Hou Seng semakin cerdik dan mulai memperkuat diri. Bukan hanya dengan cara makin menempel kaisar, akan tetapi juga diam-diam dia mengumpulkan tenaga-tenaga yang boleh diandalkan, selain untuk mengawal dan melindungi dirinya, juga untuk melaksanakan perintah-perintah dalam menghadapi musuh-musuhnya. Beberapa orang musuhnya sudah dilenyapkan, tewas secara aneh. Tentu saja tidak aneh bagi Hou Seng.

Dia telah memelihara orang-orang yang memiliki ilmu kepandaian tinggi dan kekejaman seperti iblis. Tentu saja dengan bayaran yang amat tinggi, memberi kemewahan dan memenuhi permintaan apa saja dari orang-orang sakti itu, juga memberi janji bahwa kalau dia dapat menjadi Perdana Menteri, apalagi kalau kelak dapat menjadi kaisar, dia tidak akan melupakan para pembantu itu dan tentu akan memberi kedudukan tinggi kepada mereka!

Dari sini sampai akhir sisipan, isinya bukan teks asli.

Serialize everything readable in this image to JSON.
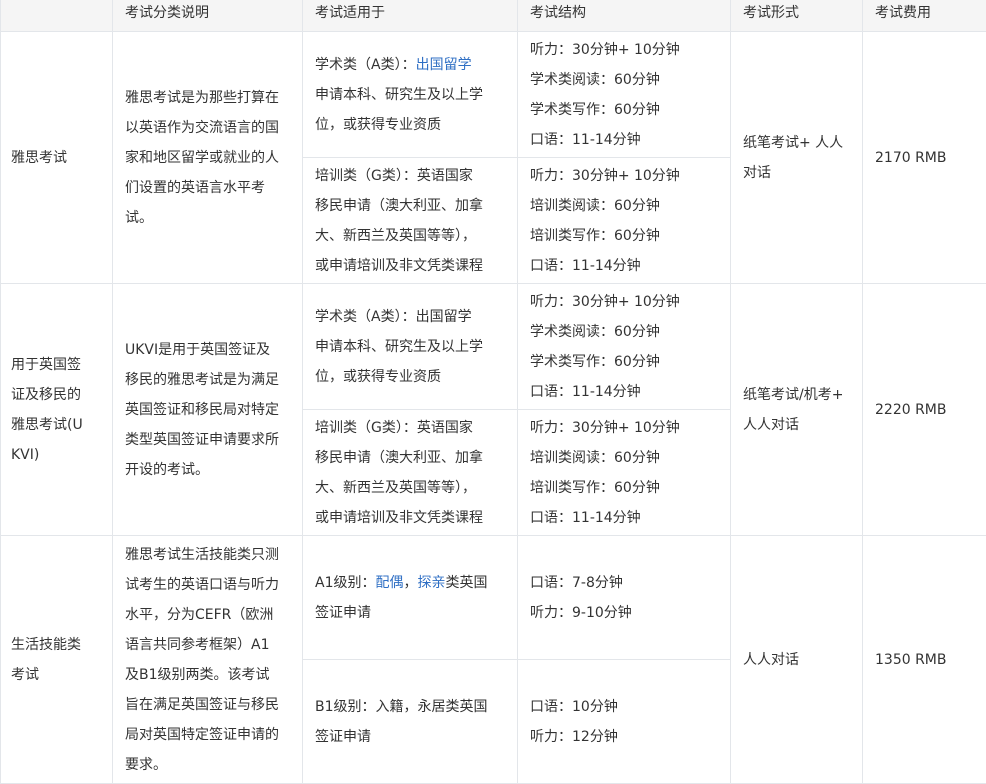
{
  "headers": [
    "考试分类说明",
    "考试适用于",
    "考试结构",
    "考试形式",
    "考试费用"
  ],
  "rows": [
    {
      "name": [
        "雅思考试"
      ],
      "description": [
        "雅思考试是为那些打算在",
        "以英语作为交流语言的国",
        "家和地区留学或就业的人",
        "们设置的英语言水平考",
        "试。"
      ],
      "format": [
        "纸笔考试+ 人人",
        "对话"
      ],
      "fee": "2170 RMB",
      "sub": [
        {
          "applies": [
            {
              "prefix": "学术类（A类）：",
              "link": "出国留学"
            },
            {
              "text": "申请本科、研究生及以上学"
            },
            {
              "text": "位，或获得专业资质"
            }
          ],
          "structure": [
            "听力：30分钟+ 10分钟",
            "学术类阅读：60分钟",
            "学术类写作：60分钟",
            "口语：11-14分钟"
          ]
        },
        {
          "applies": [
            {
              "text": "培训类（G类）：英语国家"
            },
            {
              "text": "移民申请（澳大利亚、加拿"
            },
            {
              "text": "大、新西兰及英国等等），"
            },
            {
              "text": "或申请培训及非文凭类课程"
            }
          ],
          "structure": [
            "听力：30分钟+ 10分钟",
            "培训类阅读：60分钟",
            "培训类写作：60分钟",
            "口语：11-14分钟"
          ]
        }
      ]
    },
    {
      "name": [
        "用于英国签",
        "证及移民的",
        "雅思考试(U",
        "KVI)"
      ],
      "description": [
        "UKVI是用于英国签证及",
        "移民的雅思考试是为满足",
        "英国签证和移民局对特定",
        "类型英国签证申请要求所",
        "开设的考试。"
      ],
      "format": [
        "纸笔考试/机考+",
        "人人对话"
      ],
      "fee": "2220 RMB",
      "sub": [
        {
          "applies": [
            {
              "text": "学术类（A类）：出国留学"
            },
            {
              "text": "申请本科、研究生及以上学"
            },
            {
              "text": "位，或获得专业资质"
            }
          ],
          "structure": [
            "听力：30分钟+ 10分钟",
            "学术类阅读：60分钟",
            "学术类写作：60分钟",
            "口语：11-14分钟"
          ]
        },
        {
          "applies": [
            {
              "text": "培训类（G类）：英语国家"
            },
            {
              "text": "移民申请（澳大利亚、加拿"
            },
            {
              "text": "大、新西兰及英国等等），"
            },
            {
              "text": "或申请培训及非文凭类课程"
            }
          ],
          "structure": [
            "听力：30分钟+ 10分钟",
            "培训类阅读：60分钟",
            "培训类写作：60分钟",
            "口语：11-14分钟"
          ]
        }
      ]
    },
    {
      "name": [
        "生活技能类",
        "考试"
      ],
      "description": [
        "雅思考试生活技能类只测",
        "试考生的英语口语与听力",
        "水平，分为CEFR（欧洲",
        "语言共同参考框架）A1",
        "及B1级别两类。该考试",
        "旨在满足英国签证与移民",
        "局对英国特定签证申请的",
        "要求。"
      ],
      "format": [
        "人人对话"
      ],
      "fee": "1350 RMB",
      "sub": [
        {
          "applies": [
            {
              "prefix": "A1级别：",
              "link": "配偶",
              "mid": "，",
              "link2": "探亲",
              "suffix": "类英国"
            },
            {
              "text": "签证申请"
            }
          ],
          "structure": [
            "口语：7-8分钟",
            "听力：9-10分钟"
          ]
        },
        {
          "applies": [
            {
              "text": "B1级别：入籍，永居类英国"
            },
            {
              "text": "签证申请"
            }
          ],
          "structure": [
            "口语：10分钟",
            "听力：12分钟"
          ]
        }
      ]
    }
  ]
}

Pada suatu malam, dengan pengawalan ketat, Hou Seng keluar dari istana menuju ke sebuah rumah tak jauh dari kompleks istana. Rumah ini merupakan sebuah gedung yang dikelilingi pagar tembok tinggi dan nampak terjaga oleh penjaga-penjaga yang berpakaian seragam. Rumah ini adalah milik Hou Seng, merupakan rumah peristirahatan, satu di antara banyak rumah yang dimilikinya. Dia sendiri tinggal di sebuah gedung seperti istana saja mewahnya, bersama isterinya!

Benar, Hou Seng telah beristeri. Hal ini adalah karena Kaisar Kian Liong merasa risi juga karena banyaknya menteri yang menyindirkan hubungannya dengan Hou Seng dan untuk menutupi atau sekedar mengurangi santernya desas-desus, dia memerintahkan kepada Hou Seng untuk menikah dengan seorang wanita dayang pilihan dari istana.

Tentu saja Huo Seng menerima perintah ini dengan hati senang. Bayangkan saja, selain memperoleh kekayaan dan kehormatan, juga dia memperoleh seorang isteri yang cantik “hadiah” dari kaisar sendiri. Dengan adanya isteri, tentu dia dapat memelihara banyak selir dan kini tak perlu lagi dia bersembunyi-sembunyi kalau dia menginginkan seorang wanita. Pernikahannya itu telah berlangsung tiga tahun yang lalu dan kini dia telah mendapatkan beberapa orang anak dari isterinya dan selir-selirnya.

Kereta yang ditumpangi Hou Seng itu memasuki halaman rumah setelah pintu gerbangnya dibuka oleh para penjaga. Pintu gerbang lalu ditutup kembali dan nampak seorang laki-laki berusia kurang lebih tigapuluh lima tahun, berwajah tampan dan cerdik, bermuka halus seperti muka perempuan. Itulah Hou Seng, dengan pakaiannya yang gemerlapan. Dia seorang laki-laki pesolek, mukanya dirias dan pakaiannya mewah!

Kiranya di dalam keretanya itu bersembunyi dua orang wanita berusia kurang lebih tiga puluhan tahun, cantik dan bertubuh ramping dan gesit. Mereka ini adalah dua orang pengawal pribadi yang dapat menjadi apanyapun juga. Menjadi selir, juga pelayan atau pengawal yang melindungi keselamatannya. Dua orang wanita ini adalah ahli-ahli silat yang pandai dan sengaja dipilih oleh Hou Seng, bukan hanya karena kecantikan mereka, akan tetapi terutama sekali karena ketangguhan mereka melindungi keselamatannya.

Karena itu, dua orang pengawal pribadi ini tidak pernah meninggalkannya, ke manapun dia pergi. Ketika Hou Seng turun dari kereta, dua orang wanita ini turun sebelum dan sesudahnya, menjaga dari depan belakang atau kanan kiri penuh kewaspadaan.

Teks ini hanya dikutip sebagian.